Here I am sitting on the sofa with the notebook computer on my lap trying to peck away at composing this column. I have to tell you, it’s slow going. It’s slow going because, frankly, I’m tired. I mean, I’m just bone tired, worn down, frazzled. Whew! Excuse me a moment so I can catch my breath.
Okay, I’m back. I’m sorry. Did you ask why I’m tired? Sit down a moment and let me tell you.
I was born nine days after the Japanese bombed Pearl Harbor. Go ahead, I’ll wait while you do the math; don’t take too long; I’m tired. Okay, got the answer? Good, now I’ll continue.
I’m tired because no sooner had we entered the 21st Century than I had that magic birthday, ending in a zero. (You did the math; you know which one.) One would have thought that having reached this exalted status of life I’d settle into the pure enjoyment of all that transpires. Yeah, right!
The 21st Century began with half the world going nuts over the possibility of the Y2K bug. The whole world, seemingly, was fretting the computers would come crashing down and the whole financial system would collapse. Do you realize how much fret wears one down? But we got through that.

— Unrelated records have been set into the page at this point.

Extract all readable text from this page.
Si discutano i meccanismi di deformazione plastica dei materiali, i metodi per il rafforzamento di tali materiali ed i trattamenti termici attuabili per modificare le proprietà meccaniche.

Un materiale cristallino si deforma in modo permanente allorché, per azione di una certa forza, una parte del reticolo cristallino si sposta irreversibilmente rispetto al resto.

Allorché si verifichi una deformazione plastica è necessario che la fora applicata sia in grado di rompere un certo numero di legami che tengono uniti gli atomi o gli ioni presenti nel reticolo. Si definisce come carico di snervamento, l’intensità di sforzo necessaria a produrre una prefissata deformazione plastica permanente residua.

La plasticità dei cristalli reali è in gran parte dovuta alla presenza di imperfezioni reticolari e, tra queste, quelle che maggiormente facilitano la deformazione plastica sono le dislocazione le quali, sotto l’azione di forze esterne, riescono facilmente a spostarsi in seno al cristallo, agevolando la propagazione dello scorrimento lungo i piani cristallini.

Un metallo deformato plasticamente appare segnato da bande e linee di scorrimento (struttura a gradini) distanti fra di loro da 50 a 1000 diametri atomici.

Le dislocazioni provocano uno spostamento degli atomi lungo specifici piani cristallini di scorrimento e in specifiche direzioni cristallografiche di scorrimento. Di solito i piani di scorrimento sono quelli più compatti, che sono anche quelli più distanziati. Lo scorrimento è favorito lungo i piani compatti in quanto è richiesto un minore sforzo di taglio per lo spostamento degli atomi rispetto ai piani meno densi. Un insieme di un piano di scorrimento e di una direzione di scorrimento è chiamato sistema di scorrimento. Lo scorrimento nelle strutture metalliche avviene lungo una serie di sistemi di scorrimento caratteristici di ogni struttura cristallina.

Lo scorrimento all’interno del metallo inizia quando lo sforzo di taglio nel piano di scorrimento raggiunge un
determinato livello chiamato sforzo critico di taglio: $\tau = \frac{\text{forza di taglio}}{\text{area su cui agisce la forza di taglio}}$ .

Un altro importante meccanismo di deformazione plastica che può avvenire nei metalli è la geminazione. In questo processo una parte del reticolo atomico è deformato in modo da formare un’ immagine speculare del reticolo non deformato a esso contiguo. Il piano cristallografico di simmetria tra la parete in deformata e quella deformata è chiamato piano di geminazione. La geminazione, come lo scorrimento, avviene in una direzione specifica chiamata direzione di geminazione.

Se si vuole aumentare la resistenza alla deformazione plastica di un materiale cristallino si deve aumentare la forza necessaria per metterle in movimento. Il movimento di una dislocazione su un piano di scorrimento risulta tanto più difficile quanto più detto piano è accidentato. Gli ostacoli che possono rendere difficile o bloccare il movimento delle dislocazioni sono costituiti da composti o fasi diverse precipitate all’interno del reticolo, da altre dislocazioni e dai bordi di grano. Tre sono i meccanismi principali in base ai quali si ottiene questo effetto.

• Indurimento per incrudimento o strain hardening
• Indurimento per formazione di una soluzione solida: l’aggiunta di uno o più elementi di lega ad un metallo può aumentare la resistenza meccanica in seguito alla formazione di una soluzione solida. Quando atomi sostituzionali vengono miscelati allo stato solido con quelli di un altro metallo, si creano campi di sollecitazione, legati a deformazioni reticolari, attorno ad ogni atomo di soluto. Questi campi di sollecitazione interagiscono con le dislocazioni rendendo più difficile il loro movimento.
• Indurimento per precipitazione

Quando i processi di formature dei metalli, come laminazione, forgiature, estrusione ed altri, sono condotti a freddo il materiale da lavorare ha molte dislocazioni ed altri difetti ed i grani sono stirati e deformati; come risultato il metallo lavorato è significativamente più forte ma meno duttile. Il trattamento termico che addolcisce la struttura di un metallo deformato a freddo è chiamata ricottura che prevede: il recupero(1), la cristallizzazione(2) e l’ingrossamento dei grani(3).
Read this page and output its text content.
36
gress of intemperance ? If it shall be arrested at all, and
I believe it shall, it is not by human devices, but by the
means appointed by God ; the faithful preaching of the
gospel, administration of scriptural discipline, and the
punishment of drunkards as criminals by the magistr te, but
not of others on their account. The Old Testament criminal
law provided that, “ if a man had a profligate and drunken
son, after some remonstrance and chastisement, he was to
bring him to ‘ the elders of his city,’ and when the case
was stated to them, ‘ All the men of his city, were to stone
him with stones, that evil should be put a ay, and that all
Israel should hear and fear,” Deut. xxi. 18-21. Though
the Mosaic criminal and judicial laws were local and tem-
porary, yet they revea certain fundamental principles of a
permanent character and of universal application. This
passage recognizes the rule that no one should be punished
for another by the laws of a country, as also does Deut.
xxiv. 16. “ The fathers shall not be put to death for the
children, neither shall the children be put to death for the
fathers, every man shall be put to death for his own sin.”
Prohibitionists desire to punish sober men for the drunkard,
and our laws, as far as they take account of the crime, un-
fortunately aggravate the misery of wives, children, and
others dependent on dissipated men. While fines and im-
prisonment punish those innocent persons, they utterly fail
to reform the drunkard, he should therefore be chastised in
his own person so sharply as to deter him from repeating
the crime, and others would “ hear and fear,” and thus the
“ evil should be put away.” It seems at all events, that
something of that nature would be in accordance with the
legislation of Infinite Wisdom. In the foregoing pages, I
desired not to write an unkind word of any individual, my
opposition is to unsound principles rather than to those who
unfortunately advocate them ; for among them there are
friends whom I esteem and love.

Eleven months after the Y2K disaster failed to be a disaster, we had an election. And even today we’re waiting to discover who really won. Oh, the Supreme Court, as our system provides, determined the winner, but, the tension, oh, the tension. Tension also depletes one’s energy.
On September 11, 2001, more than 2500 people died in New York and Washington, D. C. In March, 2002, our troops invaded Afghanistan and one year later the bombs began to fall on Baghdad. I followed the reports on the news; but I also followed the war through the words of my internet friend in Baghdad, a young woman, known to the world as “Riverbend”, who wrote a blog that proclaimed: “... I’ll meet you ‘round the bend my friend, where hearts can heal and souls can mend.” The last contact with her was October 22, 2007. She’d made it to Syria, a refugee. I don’t know what happened to her after that. No one does.
There was more that wore me out in this past decade. The snipers started killing people in Washington, D. C., in the summer of 2002; the Roman Catholic Church was rocked by more charges of pedophilia; in August of 2005 Hurricane Katrina ruptured the dykes in New Orleans and there were images of bodies floating in the street; the hurricane spawned the largest American refugee crisis since the Civil War.
Barack Obama was elected on November 4, 2008 in the midst of the worst financial crisis this nation has seen since October of 1929. Obama’s honeymoon lasted about ten days. Six weeks before the election Lehman Brothers declared bankruptcy and the world’s economy was thrown into a tailspin.
If that was not enough I’ve had to endure that fellow in the Utah desert cutting his arm off with a pen knife in order to survive, Captain Chesley Sullenberger’s dramatic landing on of the Airbus on the Hudson River, MIchael Jackson’s drug overdose, Octomom, Jon and Kate, ant the Balloon Boy’s idiotic parents, to say nothing of the latest regarding Tiger Woods.
Do you see why I’m tired? Frankly, I’m ready to trade this decade in for a new one!